Blanca is often a bit more complicated due to the variety of nodes available. In general, there are 3 types of nodes on Blanca that can all run single node multi-core MPI processes that may require additional flags and parameters to achieve cross node parallelism.

General Blanca Nodes

General Blanca nodes are not intended to run multi-node processes but this can still be achieved through the manipulation of some network fabric settings. In order to achieve cross node parallelism we must force MPI to utilize ethernet instead of our normal high speed network fabric. We can enforce this with various mpirun flags for each respective compiler.

Intel

mpirun -genv I_MPI_FABRICS shm:tcp <other arguments>

OpenMPI

mpirun --mca btl tcp <other arguments> 

Please note that this does not ensure high speed communications in message passing, but it will allow for basic parallelization across nodes.

Blanca HPC

Blanca HPC comes equipped with Infiniband high speed interconnects that would allow for high speed communication between nodes. These nodes supoort the Intel and Intel MPI compiler/MPI combo, as well as the gcc/openmpi_ucx modules (note: bve sure to use the ucx version of the OpenMPI module).

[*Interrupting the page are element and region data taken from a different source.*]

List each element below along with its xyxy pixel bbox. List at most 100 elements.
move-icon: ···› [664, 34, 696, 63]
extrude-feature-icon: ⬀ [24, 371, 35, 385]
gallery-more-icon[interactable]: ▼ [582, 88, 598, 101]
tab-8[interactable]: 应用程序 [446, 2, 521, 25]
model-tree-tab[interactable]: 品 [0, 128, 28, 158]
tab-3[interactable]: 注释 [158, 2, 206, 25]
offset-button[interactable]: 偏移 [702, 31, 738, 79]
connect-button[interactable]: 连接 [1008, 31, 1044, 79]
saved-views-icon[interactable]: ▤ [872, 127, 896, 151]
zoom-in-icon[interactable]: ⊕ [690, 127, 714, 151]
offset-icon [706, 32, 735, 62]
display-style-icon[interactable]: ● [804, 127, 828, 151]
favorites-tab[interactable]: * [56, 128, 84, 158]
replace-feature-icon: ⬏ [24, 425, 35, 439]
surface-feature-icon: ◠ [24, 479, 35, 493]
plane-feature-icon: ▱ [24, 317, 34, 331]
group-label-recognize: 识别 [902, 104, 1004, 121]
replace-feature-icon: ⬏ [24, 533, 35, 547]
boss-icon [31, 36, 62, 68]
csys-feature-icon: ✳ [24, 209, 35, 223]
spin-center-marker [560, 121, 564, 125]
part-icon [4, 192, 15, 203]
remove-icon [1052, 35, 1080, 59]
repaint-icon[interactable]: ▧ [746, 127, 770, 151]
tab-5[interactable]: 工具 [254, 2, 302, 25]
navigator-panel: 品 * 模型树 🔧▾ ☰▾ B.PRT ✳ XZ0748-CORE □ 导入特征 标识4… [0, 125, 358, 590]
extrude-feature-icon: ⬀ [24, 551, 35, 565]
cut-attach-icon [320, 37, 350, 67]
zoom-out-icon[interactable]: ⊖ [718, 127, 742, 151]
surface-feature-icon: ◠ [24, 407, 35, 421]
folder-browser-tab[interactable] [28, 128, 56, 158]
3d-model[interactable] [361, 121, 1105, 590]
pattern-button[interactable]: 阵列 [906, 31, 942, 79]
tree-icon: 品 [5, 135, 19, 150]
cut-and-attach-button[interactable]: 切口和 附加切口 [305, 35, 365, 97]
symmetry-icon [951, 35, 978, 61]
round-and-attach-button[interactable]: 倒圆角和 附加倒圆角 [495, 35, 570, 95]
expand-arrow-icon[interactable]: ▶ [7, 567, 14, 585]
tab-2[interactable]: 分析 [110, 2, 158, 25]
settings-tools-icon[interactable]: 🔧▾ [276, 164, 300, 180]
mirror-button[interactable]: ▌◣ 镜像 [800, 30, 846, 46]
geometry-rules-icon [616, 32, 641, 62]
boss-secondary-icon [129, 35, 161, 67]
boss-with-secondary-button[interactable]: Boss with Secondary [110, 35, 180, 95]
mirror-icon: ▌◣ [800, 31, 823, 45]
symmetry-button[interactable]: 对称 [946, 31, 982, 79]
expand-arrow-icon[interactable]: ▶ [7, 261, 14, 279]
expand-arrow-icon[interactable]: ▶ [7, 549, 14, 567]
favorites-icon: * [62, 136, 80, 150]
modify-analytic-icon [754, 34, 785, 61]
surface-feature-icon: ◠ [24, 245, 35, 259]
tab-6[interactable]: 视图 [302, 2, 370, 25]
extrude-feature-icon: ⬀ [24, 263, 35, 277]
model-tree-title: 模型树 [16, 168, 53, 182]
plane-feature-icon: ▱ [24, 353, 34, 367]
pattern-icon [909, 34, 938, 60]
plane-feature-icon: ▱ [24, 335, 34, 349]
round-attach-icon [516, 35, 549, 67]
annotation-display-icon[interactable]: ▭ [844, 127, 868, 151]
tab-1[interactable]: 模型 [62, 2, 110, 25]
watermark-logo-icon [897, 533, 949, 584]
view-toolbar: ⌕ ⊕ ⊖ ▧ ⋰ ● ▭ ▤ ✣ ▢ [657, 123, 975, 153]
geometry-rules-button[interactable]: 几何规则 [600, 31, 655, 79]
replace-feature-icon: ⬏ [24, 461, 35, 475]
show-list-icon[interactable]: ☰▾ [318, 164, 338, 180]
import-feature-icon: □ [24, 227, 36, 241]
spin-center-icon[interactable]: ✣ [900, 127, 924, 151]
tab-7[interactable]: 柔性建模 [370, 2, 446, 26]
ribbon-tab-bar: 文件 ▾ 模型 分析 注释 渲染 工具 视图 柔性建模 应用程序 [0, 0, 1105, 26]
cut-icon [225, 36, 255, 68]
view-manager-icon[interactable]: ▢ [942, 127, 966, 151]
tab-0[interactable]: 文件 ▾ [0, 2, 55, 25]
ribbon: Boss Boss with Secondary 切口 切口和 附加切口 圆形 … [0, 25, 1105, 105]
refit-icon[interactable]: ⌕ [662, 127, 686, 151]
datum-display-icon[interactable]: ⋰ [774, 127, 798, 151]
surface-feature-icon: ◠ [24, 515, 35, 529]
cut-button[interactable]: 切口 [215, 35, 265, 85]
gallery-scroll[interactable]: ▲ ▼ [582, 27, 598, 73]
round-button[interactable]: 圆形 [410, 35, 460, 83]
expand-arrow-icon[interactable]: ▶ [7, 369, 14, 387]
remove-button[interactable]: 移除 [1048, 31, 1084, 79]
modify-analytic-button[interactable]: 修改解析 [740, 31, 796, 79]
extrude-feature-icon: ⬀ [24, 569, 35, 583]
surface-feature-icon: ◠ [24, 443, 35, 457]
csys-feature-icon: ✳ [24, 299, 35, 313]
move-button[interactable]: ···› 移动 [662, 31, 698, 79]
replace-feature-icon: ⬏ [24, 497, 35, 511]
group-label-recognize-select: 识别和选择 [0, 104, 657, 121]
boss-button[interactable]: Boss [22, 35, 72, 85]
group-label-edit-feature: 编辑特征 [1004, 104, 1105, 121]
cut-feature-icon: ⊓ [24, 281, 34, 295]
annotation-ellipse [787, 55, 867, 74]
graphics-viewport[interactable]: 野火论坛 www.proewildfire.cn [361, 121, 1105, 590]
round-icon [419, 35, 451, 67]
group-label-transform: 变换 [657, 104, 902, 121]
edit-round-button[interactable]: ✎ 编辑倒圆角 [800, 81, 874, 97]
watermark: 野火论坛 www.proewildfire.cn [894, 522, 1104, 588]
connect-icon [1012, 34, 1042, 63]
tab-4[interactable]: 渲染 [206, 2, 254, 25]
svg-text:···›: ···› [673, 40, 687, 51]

Blanca HPC nodes can easily be distinguished from other Blanca nodes with the node’s name in the cluster. Nodes will clearly be distinguished with the bhpc prefix. They also will have the edr feature in their feature list if you query them with scontrol show node. If you are using OpenMPI, jobs on Blanca HPC nodes can be run using mpirun without any special arguments, although be sure to export SLURM_EXPORT_ENV=ALL prior to invoking mpirun. If you are using IMPI, select the ofa (Open Fabrics Alliance) option to enable Infiniband-based message passing, the fastest interconnect availble on the bhpc nodes. You can do this with the following flag:

mpirun -genv I_MPI_FABRICS shm:ofa <other arguments>

ROCE Enabled Nodes

The nodes in Blanca chassis 5 (nodes named bnode05<NN>) are equipped with high speed network fabrics that are more suited for cross node MPI processes. These nodes are labeled as RoCE enabled and require applications to be compiled with UCX-enabled openmpi modules, which are available with both gcc/8.2.0 and gcc/10.2.0.

If you are unsure if your node supports RoCE feature then you can check by using the scontrol command on your node.

scontrol show node <your-bnode>

You will be presented a block information that details all the nodes features. The key feature you should look for is fdr. If your Blanca node lacks this feature then it is not ROCE Enabled. Jobs on RoCE nodes can be run using mpirun without any special arguments, although be sure to export SLURM_EXPORT_ENV=ALL prior to invoking mpirun.